Statement by Margery Kraus on the January 6, 2021 Storming of the U.S. Capitol
As a child of immigrants, I always appreciated living in a country that values freedom of expression but demands respect for the rule of law, a country that ensures the peaceful transition of power following free and fair elections. With a sense of profound gratitude for the opportunities the United States gave me, I began my career as a high school civics teacher and later collaborated with others to launch the Close Up Foundation. I dedicated my early career to educating young people about the importance of understanding their roles and responsibilities as part of a democratic society. I thought it was a way to give back and encourage the next generation to value the things that are truly important in a free society. It was my passion before starting APCO and has remained a deep commitment for over 50 years.

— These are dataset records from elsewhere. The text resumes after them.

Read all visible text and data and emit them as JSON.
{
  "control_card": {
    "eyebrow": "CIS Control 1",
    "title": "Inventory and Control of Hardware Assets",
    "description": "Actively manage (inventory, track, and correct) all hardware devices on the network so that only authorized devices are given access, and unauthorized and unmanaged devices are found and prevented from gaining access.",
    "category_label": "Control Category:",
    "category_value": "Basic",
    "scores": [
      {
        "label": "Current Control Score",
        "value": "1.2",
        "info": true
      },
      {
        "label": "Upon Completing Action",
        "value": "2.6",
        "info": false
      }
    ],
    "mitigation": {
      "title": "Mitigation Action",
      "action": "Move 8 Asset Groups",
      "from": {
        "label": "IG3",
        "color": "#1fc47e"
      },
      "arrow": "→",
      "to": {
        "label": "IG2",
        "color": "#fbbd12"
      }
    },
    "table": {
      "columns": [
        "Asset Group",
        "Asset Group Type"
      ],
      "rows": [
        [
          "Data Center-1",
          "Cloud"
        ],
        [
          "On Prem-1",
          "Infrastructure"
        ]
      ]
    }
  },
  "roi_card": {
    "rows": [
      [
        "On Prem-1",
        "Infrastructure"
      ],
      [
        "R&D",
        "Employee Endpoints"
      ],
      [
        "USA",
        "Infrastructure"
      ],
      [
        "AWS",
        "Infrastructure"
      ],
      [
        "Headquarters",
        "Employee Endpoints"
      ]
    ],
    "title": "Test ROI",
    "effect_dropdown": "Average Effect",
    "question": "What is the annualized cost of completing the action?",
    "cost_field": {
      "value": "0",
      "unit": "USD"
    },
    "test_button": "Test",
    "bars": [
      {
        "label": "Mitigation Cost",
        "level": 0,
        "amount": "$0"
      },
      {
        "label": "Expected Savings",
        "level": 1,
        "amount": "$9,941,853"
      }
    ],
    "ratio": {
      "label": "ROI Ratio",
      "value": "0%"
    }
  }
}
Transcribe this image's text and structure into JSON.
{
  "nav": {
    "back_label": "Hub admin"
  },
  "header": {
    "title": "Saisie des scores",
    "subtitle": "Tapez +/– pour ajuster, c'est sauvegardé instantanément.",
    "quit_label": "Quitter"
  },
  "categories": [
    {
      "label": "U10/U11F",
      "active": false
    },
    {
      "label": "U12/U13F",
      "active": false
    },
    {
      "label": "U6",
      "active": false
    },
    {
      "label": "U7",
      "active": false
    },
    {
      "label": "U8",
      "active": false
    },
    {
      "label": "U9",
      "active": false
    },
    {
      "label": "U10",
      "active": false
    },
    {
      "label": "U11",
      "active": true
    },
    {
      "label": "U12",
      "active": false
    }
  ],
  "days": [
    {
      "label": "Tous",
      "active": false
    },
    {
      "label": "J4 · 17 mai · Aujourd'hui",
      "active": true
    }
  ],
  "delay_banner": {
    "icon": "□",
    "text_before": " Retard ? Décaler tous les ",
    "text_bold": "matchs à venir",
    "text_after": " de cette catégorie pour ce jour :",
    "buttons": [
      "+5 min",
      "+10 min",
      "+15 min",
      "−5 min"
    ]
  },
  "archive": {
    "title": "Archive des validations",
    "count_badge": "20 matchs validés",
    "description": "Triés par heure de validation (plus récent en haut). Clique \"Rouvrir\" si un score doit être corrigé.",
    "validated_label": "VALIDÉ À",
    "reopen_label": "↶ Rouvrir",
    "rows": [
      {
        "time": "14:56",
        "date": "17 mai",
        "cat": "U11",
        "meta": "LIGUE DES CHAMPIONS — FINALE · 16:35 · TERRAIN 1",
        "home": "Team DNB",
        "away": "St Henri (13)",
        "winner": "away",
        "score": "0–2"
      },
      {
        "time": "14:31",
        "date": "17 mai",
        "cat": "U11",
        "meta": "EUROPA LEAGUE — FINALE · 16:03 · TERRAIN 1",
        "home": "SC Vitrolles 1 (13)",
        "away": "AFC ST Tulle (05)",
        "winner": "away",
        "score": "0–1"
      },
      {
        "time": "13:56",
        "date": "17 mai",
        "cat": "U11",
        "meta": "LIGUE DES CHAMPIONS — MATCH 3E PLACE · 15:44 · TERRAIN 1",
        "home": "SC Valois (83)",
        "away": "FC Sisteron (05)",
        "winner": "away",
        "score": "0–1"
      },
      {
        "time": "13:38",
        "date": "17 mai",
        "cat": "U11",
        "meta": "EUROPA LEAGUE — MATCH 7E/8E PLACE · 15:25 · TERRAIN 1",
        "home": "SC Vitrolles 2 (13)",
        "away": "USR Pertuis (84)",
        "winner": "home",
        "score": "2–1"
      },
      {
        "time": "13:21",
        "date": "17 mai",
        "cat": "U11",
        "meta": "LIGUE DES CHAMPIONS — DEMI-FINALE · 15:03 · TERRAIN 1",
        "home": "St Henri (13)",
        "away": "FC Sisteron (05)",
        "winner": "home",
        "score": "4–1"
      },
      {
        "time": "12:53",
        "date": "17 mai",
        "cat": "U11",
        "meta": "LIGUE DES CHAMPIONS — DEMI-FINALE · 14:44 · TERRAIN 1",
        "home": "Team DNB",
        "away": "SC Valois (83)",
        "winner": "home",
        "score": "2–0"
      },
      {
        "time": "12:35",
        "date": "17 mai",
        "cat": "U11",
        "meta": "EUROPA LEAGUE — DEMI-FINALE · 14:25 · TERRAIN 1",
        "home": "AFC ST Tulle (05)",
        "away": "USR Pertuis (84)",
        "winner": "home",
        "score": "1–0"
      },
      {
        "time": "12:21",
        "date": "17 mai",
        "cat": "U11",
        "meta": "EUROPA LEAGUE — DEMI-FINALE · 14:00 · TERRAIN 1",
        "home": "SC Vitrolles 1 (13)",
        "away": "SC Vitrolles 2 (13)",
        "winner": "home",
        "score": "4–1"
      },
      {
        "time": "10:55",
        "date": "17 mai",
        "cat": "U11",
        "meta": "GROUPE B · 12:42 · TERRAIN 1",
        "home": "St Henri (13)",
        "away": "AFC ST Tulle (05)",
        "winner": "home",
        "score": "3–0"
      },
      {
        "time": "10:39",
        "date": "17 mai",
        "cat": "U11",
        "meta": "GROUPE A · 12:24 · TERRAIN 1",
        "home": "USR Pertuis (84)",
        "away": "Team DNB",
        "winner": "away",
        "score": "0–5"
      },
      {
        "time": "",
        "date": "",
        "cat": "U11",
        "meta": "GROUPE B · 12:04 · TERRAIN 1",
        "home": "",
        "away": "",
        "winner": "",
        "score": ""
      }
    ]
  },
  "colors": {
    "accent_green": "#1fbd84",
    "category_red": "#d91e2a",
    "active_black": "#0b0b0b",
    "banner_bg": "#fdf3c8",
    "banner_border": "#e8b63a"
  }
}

The same core values that create responsible citizens were central to my approach in launching APCO: honesty, mutual respect, freedom for diverse opinions and debate. I wanted to create an open atmosphere that welcomes broad perspectives and reflects the communities in which we live and work. It is why we actively encourage our employees to use their time for civic engagement and why we proudly employ colleagues that have been active in politics, bringing rich experience and insights to the world of business. It is also why we value equity, equality and diversity and have been so vocal about the need to address equality in society before you can have a true program for DE&I.
So, to me and to many colleagues that have contacted me in the hours since, the events on January 6 were especially disturbing. The wanton desecration of Congress was a violation of everything we hold sacred. It was also a salutary lesson, illustrating the fragility of democracy and how important it is to be vigilant in protecting all that binds us as citizens. There are so many reasons to be disturbed about the chaos we witnessed: the loss of life; the vulnerability of a globally recognized citadel of democracy; the stark contrast between the actions of law enforcement in Washington this week and the steps taken by law enforcement confronting Black Lives Matter demonstrators; the unspeakable actions of a President maliciously inciting sedition; and most of all, the embarrassment I feel for our wonderful country in the eyes of our friends and allies worldwide. This to me is not about partisanship. This is about upholding shared fundamental values, supporting constitutional government and respecting the rule of law—promoting the values of democracy and denouncing systemic racism. We were all violated by these terrible events.
This should have been our finest hour, an election that followed a contentious campaign, where more Americans turned out—in the middle of a pandemic—than ever before, many literally risking their lives to make their voice heard through the ballot box. Fifty court cases affirmed the vote. As Thomas Friedman has said, “it was the greatest expression of American democracy anywhere in the world.” Instead, we faced lawlessness from an ignorant and entitled mob. We remain in a state of shock but profoundly grateful to the Members of the House and Senate, who in spite of these events, shouldered their responsibilities, focused on the important task at hand and confirmed the election results.
I strongly condemn the actions of these cowards and believe that law enforcement should take the strongest actions against those who callously desecrated U.S. democracy and all the values it is meant to represent.